Türkiye İşçi Partisi (TİP) Genel Başkanı Erkan Baş, 15 Ekim 2024 tarihinde Cumhurbaşkanı Recep Tayyip Erdoğan hakkında yaptığı açıklamada, “Arkadaşlar önümüzdeki görevler çok net, bakın çok net. Bir, Recep Tayyip Erdoğan’ı tarihin çöplüğüne göndereceğiz” ifadesini kullanmıştır. Bu sözler, Cumhurbaşkanı’na “alanen hakaret” olarak nitelendirilerek re’sen bir soruşturma açılmasına neden olmuştur. Erkan Baş’ın bu durumu, siyasi arenadaki gerginliği artırmaktadır.
Gazete Duvar’dan Furkan Karabay’ın aktardığı habere göre, AK Parti, Erkan Baş’ın dokunulmazlığının kaldırılması süreci için adımlar atma kararı almıştır. Bu kapsamda, TBMM’ye sunulan Yasama Dokunulmazlığı’nın Kaldırılması Hakkında Cumhurbaşkanlığı Tezkereleri, Meclis Başkanlığı tarafından Anayasa ve Adalet Komisyonu Üyelerinden oluşan Karma Komisyon’a sevk edilmiştir. Bu noktada, Türkiye’deki muhalefet ve iktidar partileri arasındaki çatışmanın daha da derinleşmesi beklenmektedir.
26 Şubat’ta Karma Komisyona sevk edilen dosyalar arasında Siyasi Partiler Yasası gereği, TİP Genel Başkanı ve İstanbul Milletvekili Erkan Baş’ın yanı sıra, CHP İstanbul Milletvekili Cemal Enginyurt, DEM Parti Hakkari Milletvekili Öznur Bartin ve DEM Parti Hakkari Milletvekili Vezir Coşkun Parlak da bulunmaktadır. Bu durum, meclisteki siyasi atmosferin gerildiğini göstermektedir ve aynı zamanda partiler arasındaki mücadelenin ne denli sert bir boyuta ulaştığını ortaya koymaktadır.
Erkan Baş’ın sözleri, muhalif bir lider olarak dikkat çekmesine rağmen, şimdi re’sen açılan soruşturma ve dokunulmazlık durumu, onu siyasi olarak zor bir pozisyona itmektedir. AK Parti’nin bu hamlesi, yalnızca Erkan Baş’ı hedef almanın ötesinde, muhalefetin sesini kısmaya yönelik bir strateji olarak değerlendirilebilir.

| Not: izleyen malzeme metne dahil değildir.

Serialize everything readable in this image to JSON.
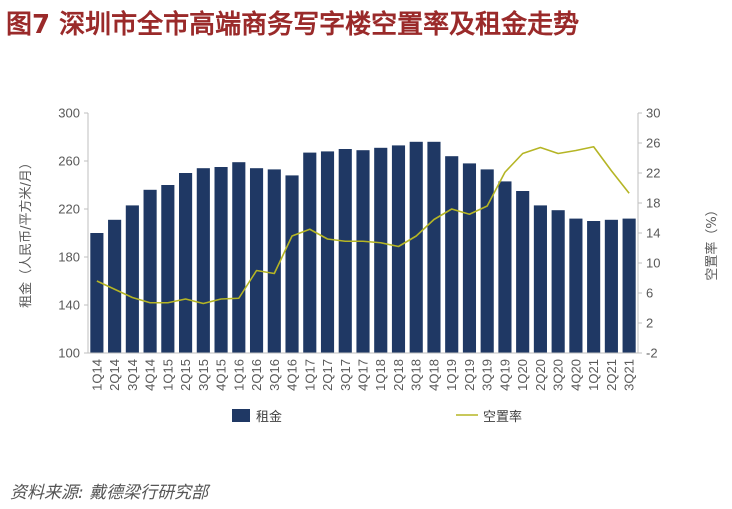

Hükümetin bu tutumu, Türkiye’deki ifade özgürlüğü ve siyasi eleştirinin sınırlarıyla ilgili tartışmaları yeniden alevlendirecek gibi görünmektedir.
Bu sürecin, Türkiye’deki siyasi dengeler üzerinde ne denli etki yaratacağı ise zamanla belli olacaktır. Erkan Baş ve dört milletvekilinin durumu, daha geniş bir tartışmanın kapısını aralayarak, muhalif seslerin susturulmasına yönelik endişeleri de gündeme getirecektir. Nitekim, günümüz Türkiye’sinde muhalefet partileri üzerine uygulanan baskılar, kamuoyunu ikiye bölen bir tartışma yaratmakta ve birçok vatandaşın hukukun üstünlüğü ile demokrasiye dair endişelerini derinleştirmektedir.